Ein paar der Teilnehmer lachten, andere schrieben dies eiligst mit, eine Beschwerde beim Kostenträger brachte nur ein belustigtes "nette Geschichte" mit sich, was aber jemand, der diese Information verinnerlicht und dann in einem Vorstellungsgespräch oder dem Bewerbungsschreiben anbringt, erleben dürfte, wurde gar nicht erst realisiert.

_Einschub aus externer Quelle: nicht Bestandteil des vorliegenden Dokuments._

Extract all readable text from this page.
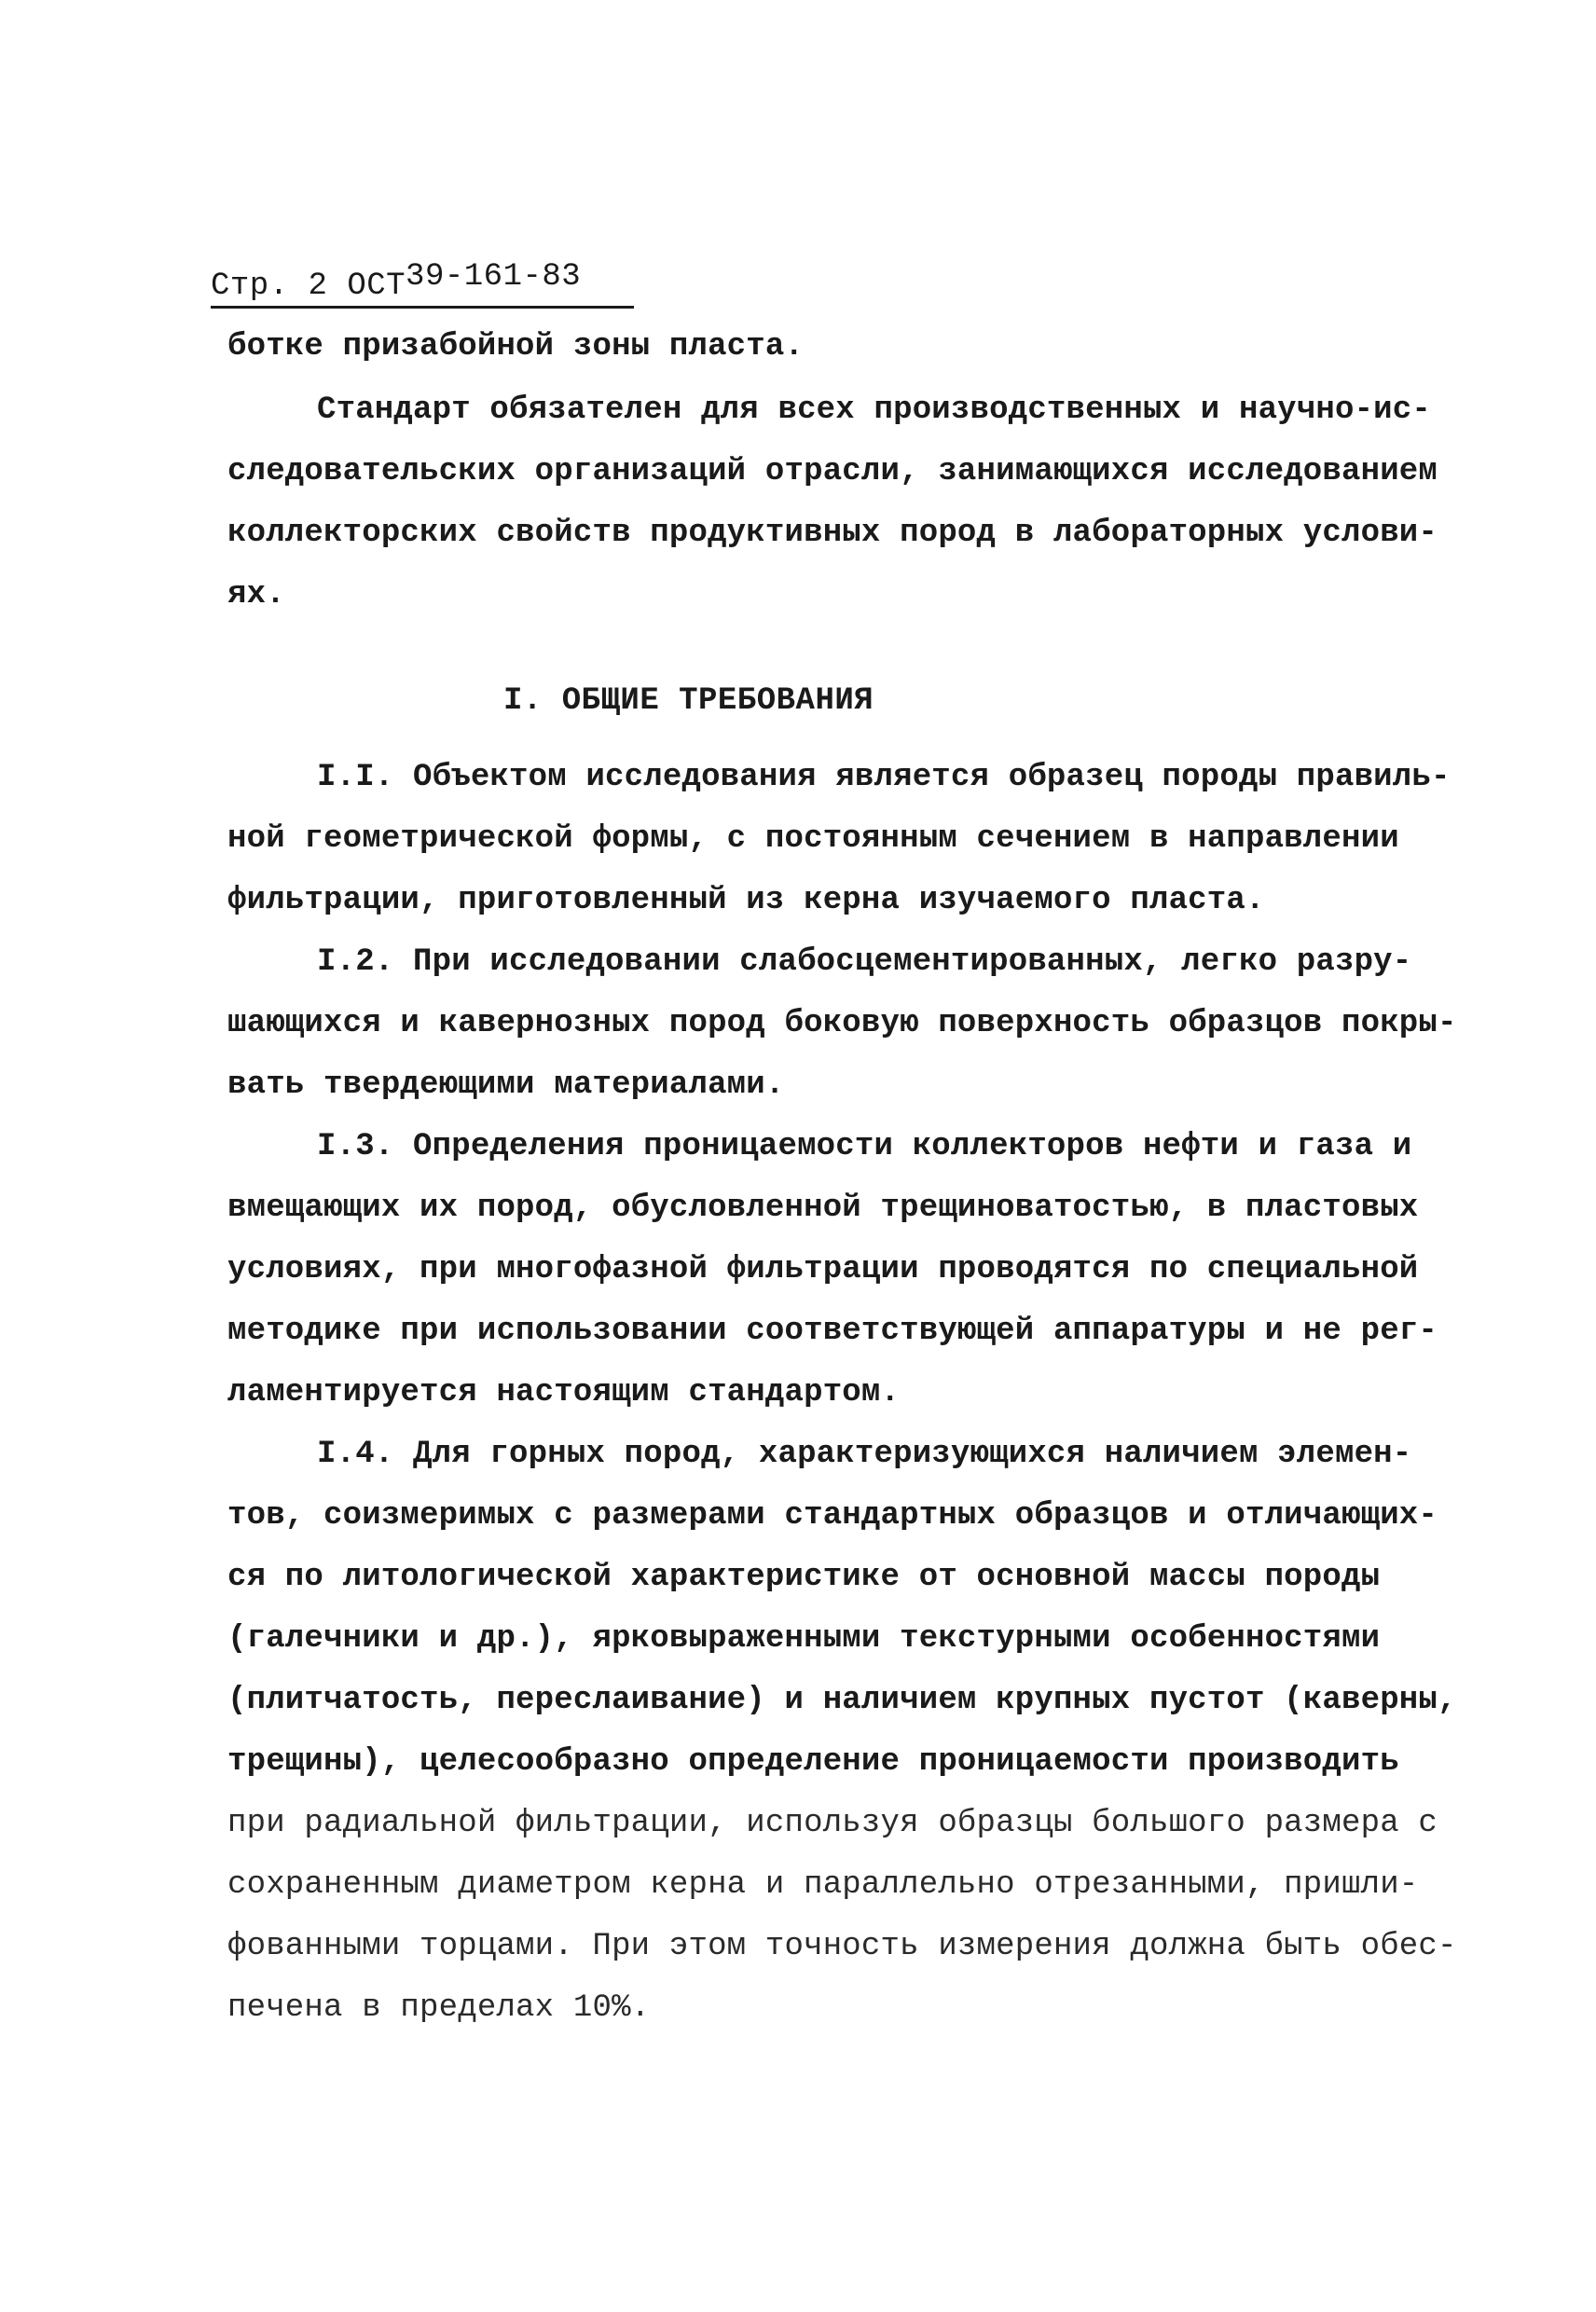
Стр. 2 ОСТ39-161-83
ботке призабойной зоны пласта.
Стандарт обязателен для всех производственных и научно-ис-
следовательских организаций отрасли, занимающихся исследованием
коллекторских свойств продуктивных пород в лабораторных услови-
ях.
I. ОБЩИЕ ТРЕБОВАНИЯ
I.I. Объектом исследования является образец породы правиль-
ной геометрической формы, с постоянным сечением в направлении
фильтрации, приготовленный из керна изучаемого пласта.
I.2. При исследовании слабосцементированных, легко разру-
шающихся и кавернозных пород боковую поверхность образцов покры-
вать твердеющими материалами.
I.3. Определения проницаемости коллекторов нефти и газа и
вмещающих их пород, обусловленной трещиноватостью, в пластовых
условиях, при многофазной фильтрации проводятся по специальной
методике при использовании соответствующей аппаратуры и не рег-
ламентируется настоящим стандартом.
I.4. Для горных пород, характеризующихся наличием элемен-
тов, соизмеримых с размерами стандартных образцов и отличающих-
ся по литологической характеристике от основной массы породы
(галечники и др.), ярковыраженными текстурными особенностями
(плитчатость, переслаивание) и наличием крупных пустот (каверны,
трещины), целесообразно определение проницаемости производить
при радиальной фильтрации, используя образцы большого размера с
сохраненным диаметром керна и параллельно отрезанными, пришли-
фованными торцами. При этом точность измерения должна быть обес-
печена в пределах 10%.
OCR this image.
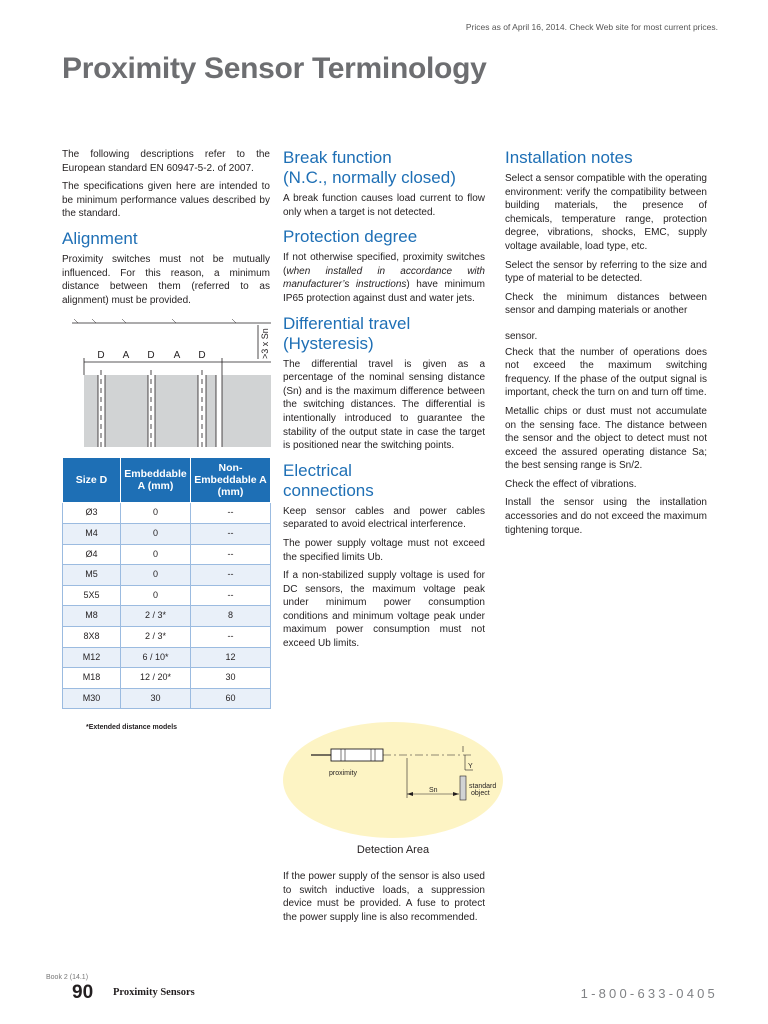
Prices as of April 16, 2014. Check Web site for most current prices.
Proximity Sensor Terminology

The following descriptions refer to the European standard EN 60947-5-2. of 2007.

The specifications given here are intended to be minimum performance values described by the standard.

Alignment

Proximity switches must not be mutually influenced. For this reason, a minimum distance between them (referred to as alignment) must be provided.

D A D A D	>3 x Sn
Size D	Embeddable A (mm)	Non-Embeddable A (mm)
Ø3	0	--
M4	0	--
Ø4	0	--
M5	0	--
5X5	0	--
M8	2 / 3*	8
8X8	2 / 3*	--
M12	6 / 10*	12
M18	12 / 20*	30
M30	30	60
*Extended distance models
Break function
(N.C., normally closed)

A break function causes load current to flow only when a target is not detected.

Protection degree

If not otherwise specified, proximity switches (when installed in accordance with manufacturer’s instructions) have minimum IP65 protection against dust and water jets.

Differential travel
(Hysteresis)

The differential travel is given as a percentage of the nominal sensing distance (Sn) and is the maximum difference between the switching distances. The differential is intentionally introduced to guarantee the stability of the output state in case the target is positioned near the switching points.

Electrical
connections

Keep sensor cables and power cables separated to avoid electrical interference.

The power supply voltage must not exceed the specified limits Ub.

If a non-stabilized supply voltage is used for DC sensors, the maximum voltage peak under minimum power consumption conditions and minimum voltage peak under maximum power consumption must not exceed Ub limits.

proximity
Y
Sn
standard
object
Detection Area

If the power supply of the sensor is also used to switch inductive loads, a suppression device must be provided. A fuse to protect the power supply line is also recommended.

Installation notes

Select a sensor compatible with the operating environment: verify the compatibility between building materials, the presence of chemicals, temperature range, protection degree, vibrations, shocks, EMC, supply voltage available, load type, etc.

Select the sensor by referring to the size and type of material to be detected.

Check the minimum distances between sensor and damping materials or another

sensor.

Check that the number of operations does not exceed the maximum switching frequency. If the phase of the output signal is important, check the turn on and turn off time.

Metallic chips or dust must not accumulate on the sensing face. The distance between the sensor and the object to detect must not exceed the assured operating distance Sa; the best sensing range is Sn/2.

Check the effect of vibrations.

Install the sensor using the installation accessories and do not exceed the maximum tightening torque.

Book 2 (14.1)
90 Proximity Sensors	1-800-633-0405
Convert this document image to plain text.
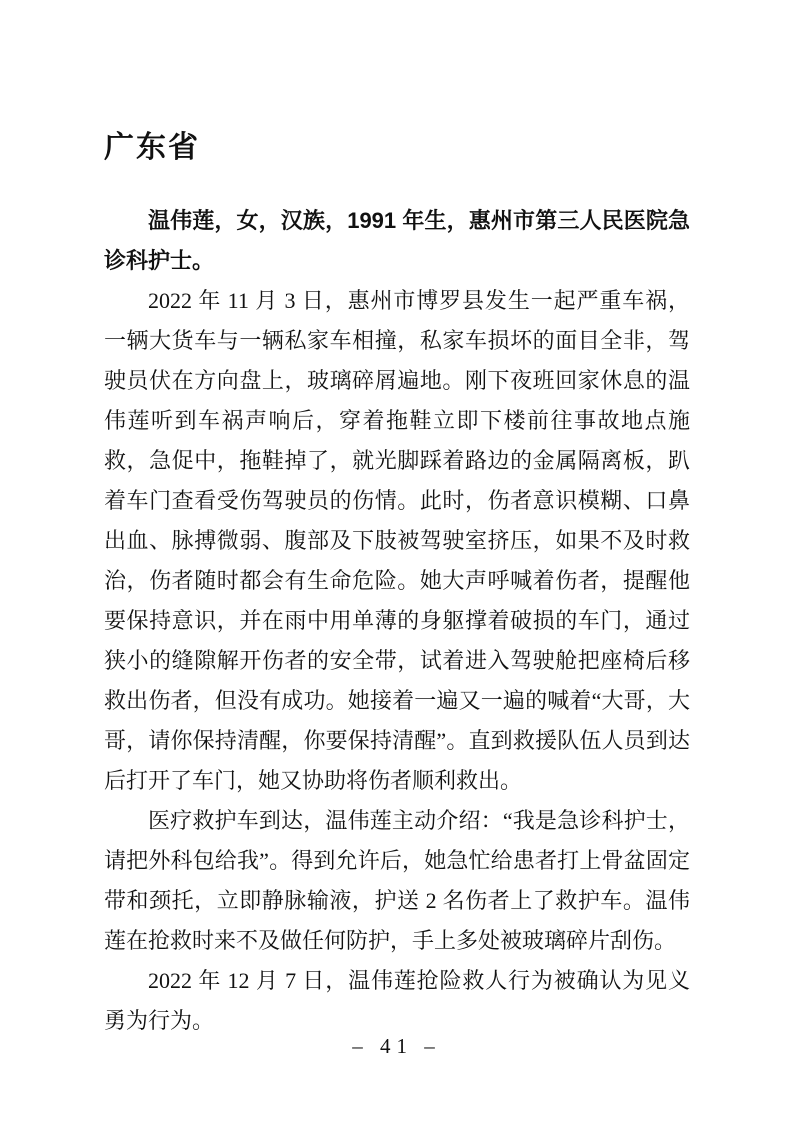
广东省

温伟莲，女，汉族，1991 年生，惠州市第三人民医院急诊科护士。

2022 年 11 月 3 日，惠州市博罗县发生一起严重车祸，一辆大货车与一辆私家车相撞，私家车损坏的面目全非，驾驶员伏在方向盘上，玻璃碎屑遍地。刚下夜班回家休息的温伟莲听到车祸声响后，穿着拖鞋立即下楼前往事故地点施救，急促中，拖鞋掉了，就光脚踩着路边的金属隔离板，趴着车门查看受伤驾驶员的伤情。此时，伤者意识模糊、口鼻出血、脉搏微弱、腹部及下肢被驾驶室挤压，如果不及时救治，伤者随时都会有生命危险。她大声呼喊着伤者，提醒他要保持意识，并在雨中用单薄的身躯撑着破损的车门，通过狭小的缝隙解开伤者的安全带，试着进入驾驶舱把座椅后移救出伤者，但没有成功。她接着一遍又一遍的喊着“大哥，大哥，请你保持清醒，你要保持清醒”。直到救援队伍人员到达后打开了车门，她又协助将伤者顺利救出。

医疗救护车到达，温伟莲主动介绍：“我是急诊科护士，请把外科包给我”。得到允许后，她急忙给患者打上骨盆固定带和颈托，立即静脉输液，护送 2 名伤者上了救护车。温伟莲在抢救时来不及做任何防护，手上多处被玻璃碎片刮伤。

2022 年 12 月 7 日，温伟莲抢险救人行为被确认为见义勇为行为。

– 41 –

Was noch schlimmer war: um auch vor dem Kostenträger gut dazustehen, wurden die Ergebnisse stark frisiert, so dass der Abschluss letztendlich nicht das Blatt Papier wert war, auf dem er gedruckt zu finden war. Den Teilnehmern wurde es so leicht gemacht, diverse Tests oder Prüfungen zu bestehen, dass die vergebenen Noten nichts mehr aussagten. So wurde beispielsweise der Brief, der zunächst per Stenographie aufzunehmen war, dann per Maschineschreiben in die richtige Form gebracht werden musste, so lange geübt, bis manche ihn auswendig konnten, so dass die "Steno-Aufnahme" lediglich ein Gedächtsnistraining war.

Da die stenographische Aufnahme des Gesagten nicht kontrolliert wurde, sondern nur der Brief, der am Schluss stand, gab es so Bestnoten gerade auch für die Gedächtniskünstler. Der Wirtschaftsenglischtest wurde von einer Teilnehmerin bestanden weil sie sich in einem sehr guten Englisch darüber beklagte, dass sie wegen ihrer familiären Situation als alleinerziehende Mutter nun einmal nicht viel lernen könne, weshalb sie nunmehr auch mit Dingen wie der Europäischen Zentralbank nicht viel anfangen könnte, dafür wisse sie aber, wie man ein weinendes Kind beruhigt. Der Dozent zeigte sich ob der Schlagfertigkeit und des guten Englisch begeistert und vergab eine Eins.